在印厂,宋书恩引起了一个站娘的特别关注,她是财务室的主管会计、厂长吴全春的胞妹吴金玲她高考落榜,比他小一岁、属马、宋书恩的出现让地她眼前一亮,她自以为是地觉得他们俩十分合适,下面我们就来聊聊关于狐妖的人生1?接下来我们就一起去了解一下吧!
狐妖的人生1
在印厂,宋书恩引起了一个站娘的特别关注,她是财务室的主管会计、厂长吴全春的胞妹吴金玲。她高考落榜,比他小一岁、属马、宋书恩的出现让地她眼前一亮,她自以为是地觉得他们俩十分合适。
吴金玲的模样,算中等靠上、柳眉秀目,唇红齿白、鼻果挺直,除了鼻子两侧有些不太显眼的黑星、几乎没什么毛病。
吴金玲当然知道宋书恩有个何玉凤,而且还知道他们正处于热恋阶段。但这个农民企业家的妹妹,异乎寻常地自信,她不动声色地开始对宋书恩发起进攻。因为工作关系、他们经常一起去银行、工商、税务等部门办事,这给吴金玲提供了接近宋书恩的机会。开始,吴金玲并没有发现他有什么魅力,长相一般,说不上英俊魁梧,也看不出风流倜傥,可接触多了、交谈多了、慢慢地就对他刮目相看了。
他不光能写文章,还善解人意、彬彬有礼,总是一副不急不躁的稳重姿态。
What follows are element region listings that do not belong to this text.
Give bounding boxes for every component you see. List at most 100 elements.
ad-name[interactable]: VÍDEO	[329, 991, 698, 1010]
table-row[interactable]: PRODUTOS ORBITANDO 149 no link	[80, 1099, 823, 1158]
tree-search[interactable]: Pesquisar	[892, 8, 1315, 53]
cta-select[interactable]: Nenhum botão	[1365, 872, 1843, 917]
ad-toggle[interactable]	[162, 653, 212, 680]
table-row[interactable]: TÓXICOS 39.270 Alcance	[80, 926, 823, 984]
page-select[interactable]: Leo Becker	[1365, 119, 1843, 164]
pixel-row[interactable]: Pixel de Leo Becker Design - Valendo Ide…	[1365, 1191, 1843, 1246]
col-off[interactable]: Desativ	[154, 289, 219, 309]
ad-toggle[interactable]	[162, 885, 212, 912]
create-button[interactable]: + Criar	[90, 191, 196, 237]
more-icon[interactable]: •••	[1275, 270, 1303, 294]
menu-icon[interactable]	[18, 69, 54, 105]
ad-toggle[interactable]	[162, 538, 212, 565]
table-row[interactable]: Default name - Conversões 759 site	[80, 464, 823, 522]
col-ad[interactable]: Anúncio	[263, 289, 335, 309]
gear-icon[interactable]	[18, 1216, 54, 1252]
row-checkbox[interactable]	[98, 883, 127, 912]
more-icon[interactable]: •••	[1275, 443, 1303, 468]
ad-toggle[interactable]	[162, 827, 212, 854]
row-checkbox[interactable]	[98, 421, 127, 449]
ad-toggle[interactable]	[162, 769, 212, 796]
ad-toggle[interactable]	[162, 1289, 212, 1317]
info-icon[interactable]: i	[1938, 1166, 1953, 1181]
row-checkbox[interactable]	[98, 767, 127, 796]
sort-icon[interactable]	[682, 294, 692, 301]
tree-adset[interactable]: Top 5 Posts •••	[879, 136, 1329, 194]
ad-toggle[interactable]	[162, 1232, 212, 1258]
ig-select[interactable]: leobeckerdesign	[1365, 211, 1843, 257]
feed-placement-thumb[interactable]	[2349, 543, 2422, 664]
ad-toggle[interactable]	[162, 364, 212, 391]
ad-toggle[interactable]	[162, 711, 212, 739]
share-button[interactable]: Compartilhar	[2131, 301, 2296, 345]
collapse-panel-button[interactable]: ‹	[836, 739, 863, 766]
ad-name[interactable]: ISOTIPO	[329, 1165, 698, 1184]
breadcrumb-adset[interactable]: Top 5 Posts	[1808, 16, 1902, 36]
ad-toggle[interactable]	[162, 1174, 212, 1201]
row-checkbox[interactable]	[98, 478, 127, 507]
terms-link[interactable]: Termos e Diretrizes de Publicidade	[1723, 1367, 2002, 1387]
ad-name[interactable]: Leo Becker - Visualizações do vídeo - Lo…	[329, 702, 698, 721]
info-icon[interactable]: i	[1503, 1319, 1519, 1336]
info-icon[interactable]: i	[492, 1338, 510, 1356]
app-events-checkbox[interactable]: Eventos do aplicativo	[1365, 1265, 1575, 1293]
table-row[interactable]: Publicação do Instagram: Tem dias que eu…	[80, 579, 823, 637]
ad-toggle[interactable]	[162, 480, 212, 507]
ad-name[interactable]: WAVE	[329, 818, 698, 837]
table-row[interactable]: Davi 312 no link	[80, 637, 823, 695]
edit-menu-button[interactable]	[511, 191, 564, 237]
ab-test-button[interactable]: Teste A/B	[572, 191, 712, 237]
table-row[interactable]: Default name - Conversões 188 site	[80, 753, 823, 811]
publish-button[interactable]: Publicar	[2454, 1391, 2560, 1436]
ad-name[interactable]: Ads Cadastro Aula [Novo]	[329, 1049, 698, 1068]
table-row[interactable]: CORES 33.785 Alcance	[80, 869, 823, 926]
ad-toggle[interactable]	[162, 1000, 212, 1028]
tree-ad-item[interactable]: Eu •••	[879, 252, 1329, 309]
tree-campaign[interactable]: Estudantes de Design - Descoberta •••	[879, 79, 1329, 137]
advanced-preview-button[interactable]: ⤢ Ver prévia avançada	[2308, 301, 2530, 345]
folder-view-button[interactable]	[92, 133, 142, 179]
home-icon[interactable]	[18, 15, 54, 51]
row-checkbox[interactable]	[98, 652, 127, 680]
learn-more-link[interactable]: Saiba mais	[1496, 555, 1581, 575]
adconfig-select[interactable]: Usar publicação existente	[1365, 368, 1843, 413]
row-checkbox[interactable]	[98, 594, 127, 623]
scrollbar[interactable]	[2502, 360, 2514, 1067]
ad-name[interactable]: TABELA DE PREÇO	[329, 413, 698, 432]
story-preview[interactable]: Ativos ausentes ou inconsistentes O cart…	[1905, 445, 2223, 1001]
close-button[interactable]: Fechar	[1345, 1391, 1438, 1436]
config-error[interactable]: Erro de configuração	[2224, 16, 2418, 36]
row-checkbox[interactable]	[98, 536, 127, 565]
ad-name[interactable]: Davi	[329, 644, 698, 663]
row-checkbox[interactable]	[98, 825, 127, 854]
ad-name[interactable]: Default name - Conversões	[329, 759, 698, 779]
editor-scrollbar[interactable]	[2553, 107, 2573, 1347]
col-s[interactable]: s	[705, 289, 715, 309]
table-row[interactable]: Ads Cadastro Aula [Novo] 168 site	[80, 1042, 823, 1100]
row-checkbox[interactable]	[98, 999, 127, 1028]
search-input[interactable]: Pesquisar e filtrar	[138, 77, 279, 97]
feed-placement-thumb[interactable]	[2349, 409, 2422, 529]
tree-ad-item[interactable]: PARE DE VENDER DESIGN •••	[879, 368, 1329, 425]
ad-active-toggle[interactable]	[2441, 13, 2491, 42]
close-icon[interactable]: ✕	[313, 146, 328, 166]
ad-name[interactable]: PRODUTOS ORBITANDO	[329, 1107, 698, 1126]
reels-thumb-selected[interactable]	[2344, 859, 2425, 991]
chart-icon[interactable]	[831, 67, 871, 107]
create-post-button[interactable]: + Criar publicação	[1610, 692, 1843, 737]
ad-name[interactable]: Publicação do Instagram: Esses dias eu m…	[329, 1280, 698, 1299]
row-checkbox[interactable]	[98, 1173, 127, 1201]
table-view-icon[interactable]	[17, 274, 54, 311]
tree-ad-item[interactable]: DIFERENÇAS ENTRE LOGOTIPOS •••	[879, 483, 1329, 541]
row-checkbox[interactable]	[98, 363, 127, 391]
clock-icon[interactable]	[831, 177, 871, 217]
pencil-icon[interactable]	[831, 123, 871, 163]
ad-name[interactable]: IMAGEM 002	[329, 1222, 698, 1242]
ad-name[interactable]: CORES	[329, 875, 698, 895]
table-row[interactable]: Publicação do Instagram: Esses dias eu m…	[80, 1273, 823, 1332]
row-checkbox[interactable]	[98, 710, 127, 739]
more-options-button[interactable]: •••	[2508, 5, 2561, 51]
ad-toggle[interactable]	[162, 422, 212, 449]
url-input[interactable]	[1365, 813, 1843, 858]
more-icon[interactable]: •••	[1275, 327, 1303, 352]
吴金玲一有机会就拉他一起吃饭,还时不时地在晚上去他宿舍聊天。宋书恩从一开始对吴金玲就是排斥的,他非常清楚她的用意,内心无数次地告诫自己,一定要做到爱情专一,绝不能辜负亲爱的玉凤。
因此,与吴金玲在一起的时候,宋书恩是非常警惕的,但她是厂长的妹妹,又不能对她太冷漠,他只能装傻,有时候还故意跟她说起自己跟何玉凤的事情。吴金玲有足够的耐心,她也不说明白,就是纠缠他。她本来住在家属院哥哥家里,为了找宋书恩方便,专门搬到了厂里的宿舍。厂里在三层办公楼的顶层给几个单身的中层干部每人安排了一个类似宾馆标准间的独立宿舍。由于乡镇企业的特殊性,女性中层干部几乎全是厂领导家属,都住家属院,这里全都是男性。吴金玲要搬过来,吴金春开始还不同意,后来明白了她的用意,也就没再拦着。他对她说了一句话:“不能剃头挑子一头热,得两相情愿。”
吴金玲笑笑,说:“把你的心放肚里吧,一定会有两相情愿的那一天。”她第一次去他的宿舍,是他们在厂里的小食堂共同陪银行的客人吃过晚饭之后。她喝了不少的酒,没有了平时的矜持,客人一走她就说:“我去你屋里坐一会儿,你给我弄点茶。”
宋书恩也喝了酒,但非常清醒,站在那里没动,说:“我那儿太乱了,也没有
茶,我送你回去吧。”
“不行,乱我也要去,没茶你去老大办公室拿。”吴金玲霸道地一挥手,就开始走,“宋主任,我陪你说话咋的?我可不会轻易陪谁说话的。”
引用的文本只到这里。